After WhatsApp filed a lawsuit against the Indian government, activists warned that new regulations governing Indian social media companies will make it difficult for these companies to operate and give the authorities the power to censor Internet users.
Facebook’s subsidiary WhatsApp filed a legal action against the Indian government in Delhi to try to block the regulations that went into effect on Wednesday, which experts say will force the company to undermine privacy protections.
The lawsuit requires the Delhi High Court to declare that one of the rules violates the privacy rights in the Indian Constitution because it requires social media companies to determine the “first source of information” when requested by the authorities.
Nikhil Pahwa, founder of the technology publication Medianama, said: “This is probably the most important privacy case in India.”
He said in a tweet: “Yes, the platform needs to be regulated. However, it must be managed in a way that allows users to control the platform. Not in a way that authorizes the government and allows them to use the platform to control users. Voice management.”
WhatsApp, which has nearly 400 million users in India, said it will “continue to work with the Indian government to develop practical solutions to ensure the safety of the people, including responding to effective requests for legal information.”
WhatsApp said in a statement: “Requirement for messaging apps to’track’ chat is equivalent to requiring us to keep a fingerprint for every message sent on WhatsApp, which will break end-to-end encryption and fundamentally destroy it. People’s right to privacy.” NDTV News quoted.
The lawsuit came at a time when the government of Prime Minister Narendra Modi and tech giants such as Facebook, Google’s parent company Alphabet and Twitter clashed between one of its main markets.
The government asked these companies to delete misinformation about the COVID-19 pandemic raging in India, as well as criticizing the government’s response to the crisis and criticism of farmers’ protests.
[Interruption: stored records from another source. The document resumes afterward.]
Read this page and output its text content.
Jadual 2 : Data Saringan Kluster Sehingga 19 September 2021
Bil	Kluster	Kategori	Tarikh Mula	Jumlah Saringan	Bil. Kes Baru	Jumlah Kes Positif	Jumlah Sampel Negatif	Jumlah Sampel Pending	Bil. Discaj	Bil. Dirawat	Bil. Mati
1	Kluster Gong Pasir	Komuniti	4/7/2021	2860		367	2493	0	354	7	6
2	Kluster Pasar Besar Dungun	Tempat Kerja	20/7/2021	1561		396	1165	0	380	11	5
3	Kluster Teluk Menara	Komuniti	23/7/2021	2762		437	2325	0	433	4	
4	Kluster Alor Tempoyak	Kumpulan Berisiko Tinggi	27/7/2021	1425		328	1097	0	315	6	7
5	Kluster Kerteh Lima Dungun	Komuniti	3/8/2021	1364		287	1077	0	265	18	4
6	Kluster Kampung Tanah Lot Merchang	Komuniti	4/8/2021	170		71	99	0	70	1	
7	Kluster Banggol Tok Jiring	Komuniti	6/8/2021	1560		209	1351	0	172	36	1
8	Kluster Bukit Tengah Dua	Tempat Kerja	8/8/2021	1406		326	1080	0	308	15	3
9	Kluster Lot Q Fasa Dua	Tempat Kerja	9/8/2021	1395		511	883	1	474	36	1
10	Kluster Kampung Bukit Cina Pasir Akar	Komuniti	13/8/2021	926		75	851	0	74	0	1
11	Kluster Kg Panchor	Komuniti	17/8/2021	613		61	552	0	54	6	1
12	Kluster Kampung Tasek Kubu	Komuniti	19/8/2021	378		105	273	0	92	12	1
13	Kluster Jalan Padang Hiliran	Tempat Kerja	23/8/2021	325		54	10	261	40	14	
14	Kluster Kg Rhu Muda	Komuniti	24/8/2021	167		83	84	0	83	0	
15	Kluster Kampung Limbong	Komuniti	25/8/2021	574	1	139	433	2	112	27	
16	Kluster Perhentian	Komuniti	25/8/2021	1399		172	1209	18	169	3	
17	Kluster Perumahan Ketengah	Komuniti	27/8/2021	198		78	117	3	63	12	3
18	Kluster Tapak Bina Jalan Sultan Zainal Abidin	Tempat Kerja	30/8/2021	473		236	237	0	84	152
The new “Middleman Guidelines and Digital Media Ethics Code” was released in February, requiring large social media companies to appoint Indian citizens as key compliance roles, delete content within 36 hours after the legal order is issued, and establish a mechanism for responding to complaints .
If these companies do not comply with the law, they will be protected by litigation and criminal proceedings.
Apar Gupta, executive director of the Digital Freedom Internet Foundation, said: “This means it will be difficult for them to conduct business in India because they will be liable for all types of legal cases, including fines. Or even criminal proceedings.” Delhi-based human rights organization.
He told the Thomson Reuters Foundation: “This will have a chilling impact on Internet users in India, because the platform will censor more speech under threats of law enforcement.”
Throughout Asia, in recent months, some countries have enacted a series of regulations on the use of the Internet and data. Human rights organizations have warned that these measures increase the risk of large-scale surveillance and violations of freedom of speech.
According to the Internet Freedom Foundation, at least six other petitions have been filed in Indian courts to challenge the new social media regulations.
Prasanth Sugathan, the legal director of SFLC.in, the digital rights organization that submitted the petition, said that the regulation has aroused “significant concerns about freedom of speech and expression, and will be detrimental to the principles of free and open Internet.”
He added: “There may be more social media intermediaries suing the court.”